Dr. Amarantos has expressed his concerns about how the podiatric profession has historically overlooked a vital aspect of our practice, biomechanics, and relegating it to a secondary position.
As a graduate of Scholl College in 1988, after transferring from CCPM during my freshman year, I was fortunate to have access to Scholl’s renowned in-house orthotic laboratory and the expertise of Professor Oleg Petrov DPM, a former CCPM graduate who joined the faculty in 1979. This collaboration between podiatric expertise in sports medicine and biomechanics became an integral part of the educational curriculum.
Throughout my career as a podiatrist, I have consistently utilized this knowledge to provide my patients with numerous pairs of prescription orthotics that effectively alleviated a wide range of foot-related issues.
Interestingly, I never permitted my assistant to take mold impressions of the feet, whether using plaster or fiberglass socks. I assumed full responsibility for the entire process of prescribing orthotics.
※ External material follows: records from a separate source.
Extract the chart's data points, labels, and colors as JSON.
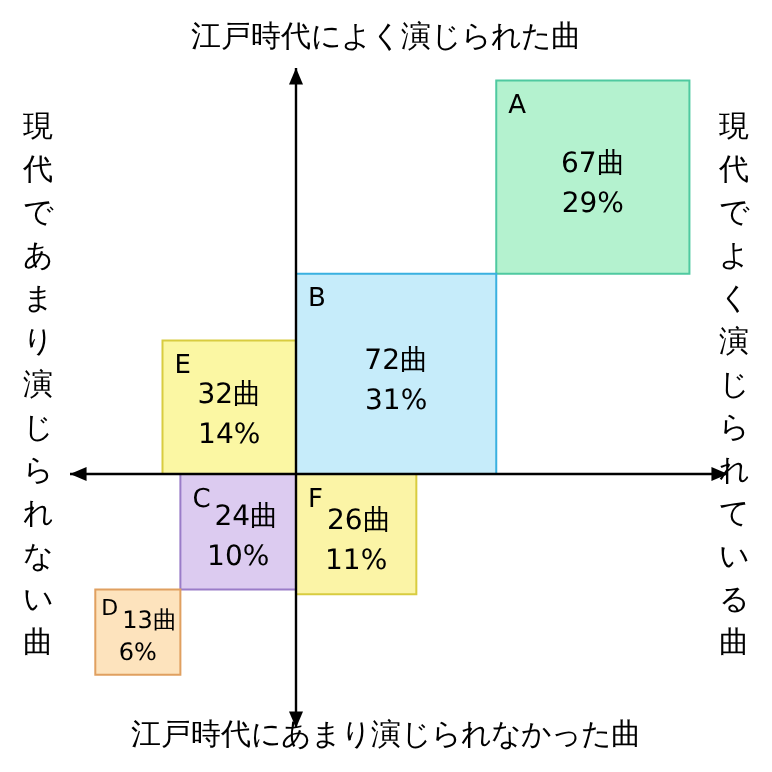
{
  "chart_data": {
    "type": "other",
    "annotations": [
      "江戸時代によく演じられた曲",
      "江戸時代にあまり演じられなかった曲",
      "現代であまり演じられない曲",
      "現代でよく演じられている曲"
    ],
    "categories": [
      "A",
      "B",
      "C",
      "D",
      "E",
      "F"
    ],
    "values": [
      67,
      72,
      24,
      13,
      32,
      26
    ],
    "value_labels": [
      "67曲\n29%",
      "72曲\n31%",
      "24曲\n10%",
      "13曲\n6%",
      "32曲\n14%",
      "26曲\n11%"
    ],
    "colors": [
      "#b4f2cf",
      "#c6ecfa",
      "#dccbf0",
      "#fde3bd",
      "#fbf7a3",
      "#fbf4a6"
    ]
  }
}
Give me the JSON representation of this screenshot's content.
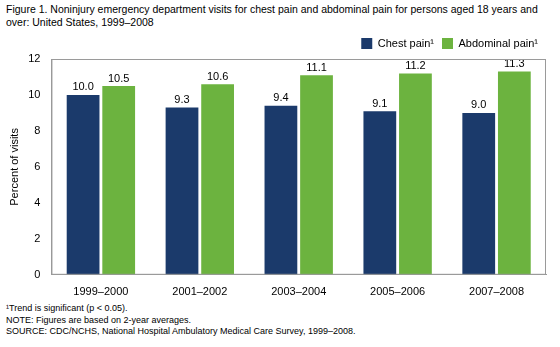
{
  "chart_data": {
    "type": "bar",
    "title": "Figure 1. Noninjury emergency department visits for chest pain and abdominal pain for persons aged 18 years and over: United States, 1999–2008",
    "y_label": "Percent of visits",
    "categories": [
      "1999–2000",
      "2001–2002",
      "2003–2004",
      "2005–2006",
      "2007–2008"
    ],
    "series": [
      {
        "name": "Chest pain¹",
        "color": "#1b3a6b",
        "values": [
          10,
          9.3,
          9.4,
          9.1,
          9
        ],
        "value_labels": [
          "10.0",
          "9.3",
          "9.4",
          "9.1",
          "9.0"
        ]
      },
      {
        "name": "Abdominal pain¹",
        "color": "#6cb33f",
        "values": [
          10.5,
          10.6,
          11.1,
          11.2,
          11.3
        ],
        "value_labels": [
          "10.5",
          "10.6",
          "11.1",
          "11.2",
          "11.3"
        ]
      }
    ],
    "ylim": [
      0,
      12
    ],
    "yticks": [
      0,
      2,
      4,
      6,
      8,
      10,
      12
    ],
    "grid": false,
    "legend": "top-right",
    "data_labels": true,
    "notes": [
      "¹Trend is significant (p < 0.05).",
      "NOTE: Figures are based on 2-year averages.",
      "SOURCE: CDC/NCHS, National Hospital Ambulatory Medical Care Survey, 1999–2008."
    ]
  }
}
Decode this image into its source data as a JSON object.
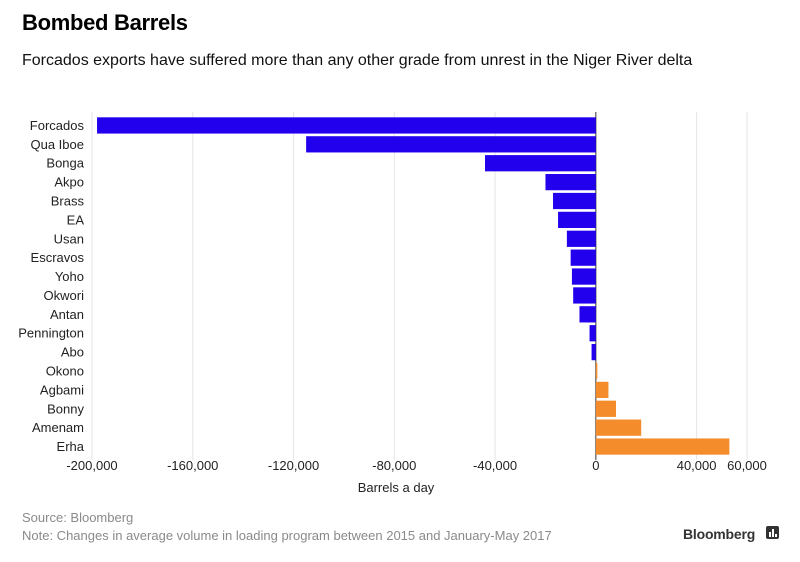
{
  "header": {
    "title": "Bombed Barrels",
    "subtitle": "Forcados exports have suffered more than any other grade from unrest in the Niger River delta"
  },
  "footer": {
    "source": "Source: Bloomberg",
    "note": "Note: Changes in average volume in loading program between 2015 and January-May 2017",
    "brand": "Bloomberg",
    "brand_icon": "bloomberg-chart-icon"
  },
  "colors": {
    "negative": "#2200ee",
    "positive": "#f58c2c",
    "grid": "#e6e6e6",
    "zero_line": "#333333",
    "text": "#222222"
  },
  "chart_data": {
    "type": "bar",
    "orientation": "horizontal",
    "title": "Bombed Barrels",
    "xlabel": "Barrels a day",
    "ylabel": "",
    "xlim": [
      -200000,
      60000
    ],
    "x_ticks": [
      -200000,
      -160000,
      -120000,
      -80000,
      -40000,
      0,
      40000,
      60000
    ],
    "x_tick_labels": [
      "-200,000",
      "-160,000",
      "-120,000",
      "-80,000",
      "-40,000",
      "0",
      "40,000",
      "60,000"
    ],
    "grid": true,
    "categories": [
      "Forcados",
      "Qua Iboe",
      "Bonga",
      "Akpo",
      "Brass",
      "EA",
      "Usan",
      "Escravos",
      "Yoho",
      "Okwori",
      "Antan",
      "Pennington",
      "Abo",
      "Okono",
      "Agbami",
      "Bonny",
      "Amenam",
      "Erha"
    ],
    "values": [
      -198000,
      -115000,
      -44000,
      -20000,
      -17000,
      -15000,
      -11500,
      -10000,
      -9500,
      -9000,
      -6500,
      -2500,
      -1700,
      500,
      5000,
      8000,
      18000,
      53000
    ]
  }
}
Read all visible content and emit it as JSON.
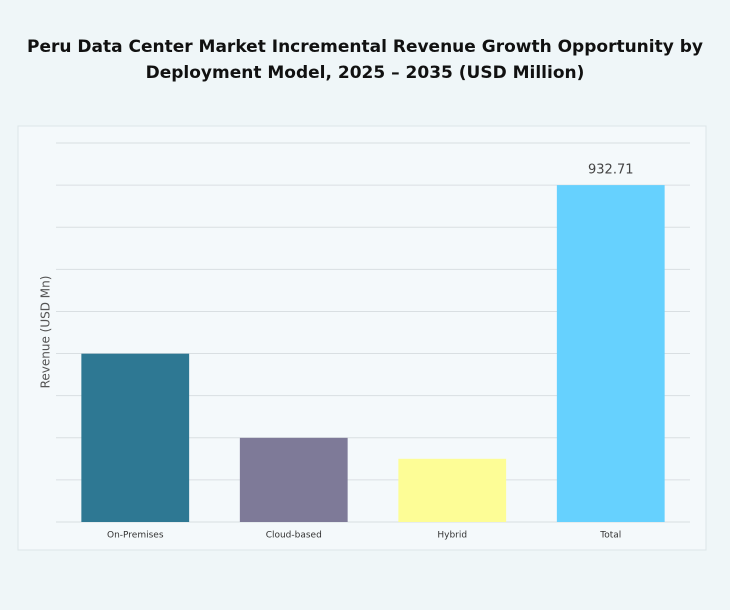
{
  "chart_data": {
    "type": "bar",
    "title_lines": [
      "Peru Data Center Market Incremental Revenue Growth Opportunity by",
      "Deployment Model, 2025 – 2035 (USD Million)"
    ],
    "y_label": "Revenue (USD Mn)",
    "categories": [
      "On-Premises",
      "Cloud-based",
      "Hybrid",
      "Total"
    ],
    "values": [
      466,
      233,
      175,
      932.71
    ],
    "value_labels": [
      null,
      null,
      null,
      "932.71"
    ],
    "colors": [
      "#2e7893",
      "#7e7a98",
      "#fdfd96",
      "#66d1fe"
    ],
    "ylim": [
      0,
      1049.31
    ],
    "yticks": [
      0,
      116.59,
      233.18,
      349.77,
      466.36,
      582.95,
      699.54,
      816.13,
      932.72,
      1049.31
    ],
    "grid": true
  }
}
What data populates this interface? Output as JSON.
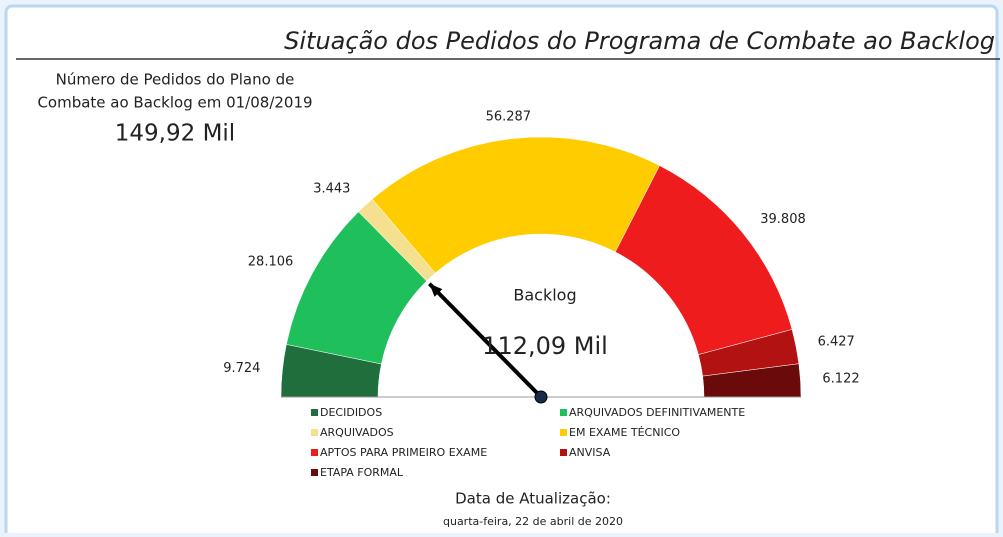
{
  "header": {
    "title": "Situação dos Pedidos do Programa de Combate ao Backlog"
  },
  "kpi": {
    "label_lines": [
      "Número de Pedidos do Plano de",
      "Combate ao Backlog em 01/08/2019"
    ],
    "value": "149,92 Mil"
  },
  "chart_data": {
    "type": "gauge",
    "categories": [
      "DECIDIDOS",
      "ARQUIVADOS DEFINITIVAMENTE",
      "ARQUIVADOS",
      "EM EXAME TÉCNICO",
      "APTOS PARA PRIMEIRO EXAME",
      "ANVISA",
      "ETAPA FORMAL"
    ],
    "values": [
      9724,
      28106,
      3443,
      56287,
      39808,
      6427,
      6122
    ],
    "value_labels": [
      "9.724",
      "28.106",
      "3.443",
      "56.287",
      "39.808",
      "6.427",
      "6.122"
    ],
    "colors": [
      "#1f6e3b",
      "#1fbf5c",
      "#f4e08e",
      "#ffcc00",
      "#ee1c1c",
      "#b31212",
      "#6b0a0a"
    ],
    "center_label": "Backlog",
    "center_value": "112,09 Mil"
  },
  "footer": {
    "label": "Data de Atualização:",
    "date": "quarta-feira, 22 de abril de 2020"
  }
}
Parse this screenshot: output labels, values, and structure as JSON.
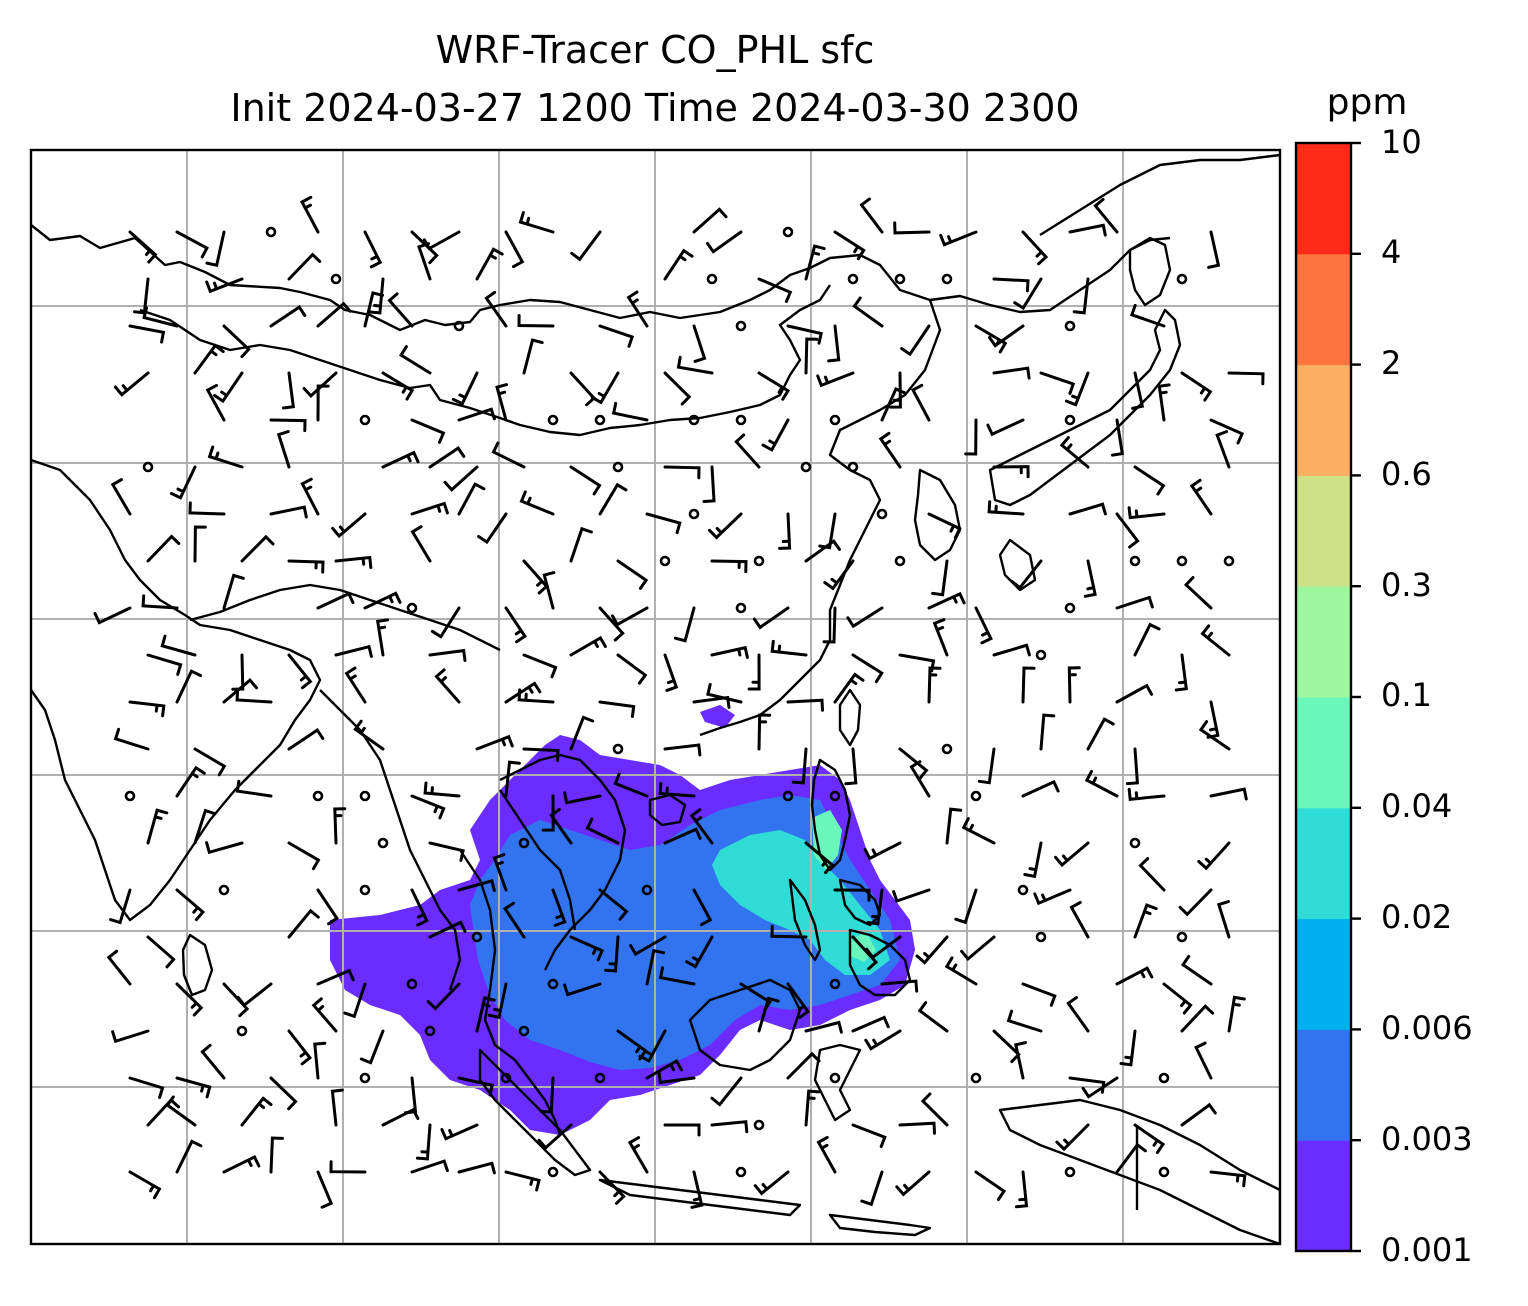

If any errors were made, it was my fault, and the orthotic laboratory promptly corrected them when necessary.
As a podiatrist well-versed in biomechanics and skilled in taking mold impressions, during my years at Scholl, I accepted the significant number of castings that were destroyed in the hands of Dr. Petrov due to incorrect impressions on my part. However, I believe that this was an essential part of the learning process. Regrettably, many podiatrists today minimize this training and education, delegating it to assistants and dismissing it altogether. This practice extends to various aspects of foot care, but that is a topic for another day.
I recognize that Dr. Petrov is currently serving as the President of the National Board of Podiatric Medical Examiners. I hope that he will continue to prioritize the inclusion of our profession’s expertise in biomechanics in the exam curriculum.
Dr. Jacobs presents a compelling and often contentious perspective on the podiatric profession, drawing upon historical context and its current state. His quote from Charles Dickens’ “A Tale of Two Cities” resonates deeply with our profession’s identity.
Regrettably, the future of medicine appears uncertain. Several factors contribute to this bleak outlook, including the ongoing decline in insurance reimbursement, the displacement of private practice by corporate entities in hospitals, healthcare facilities, and supergroups, and the escalating cost of medical school tuition, which takes years to recoup.
The future trajectory of podiatry remains uncertain. We may transition to a dual degree program, establish foot and ankle surgery as our primary focus (parallel to our current three-year residency and fellowship training), or fully embrace artificial intelligence and its potential. These are indeed “the best of times and the worst of times.”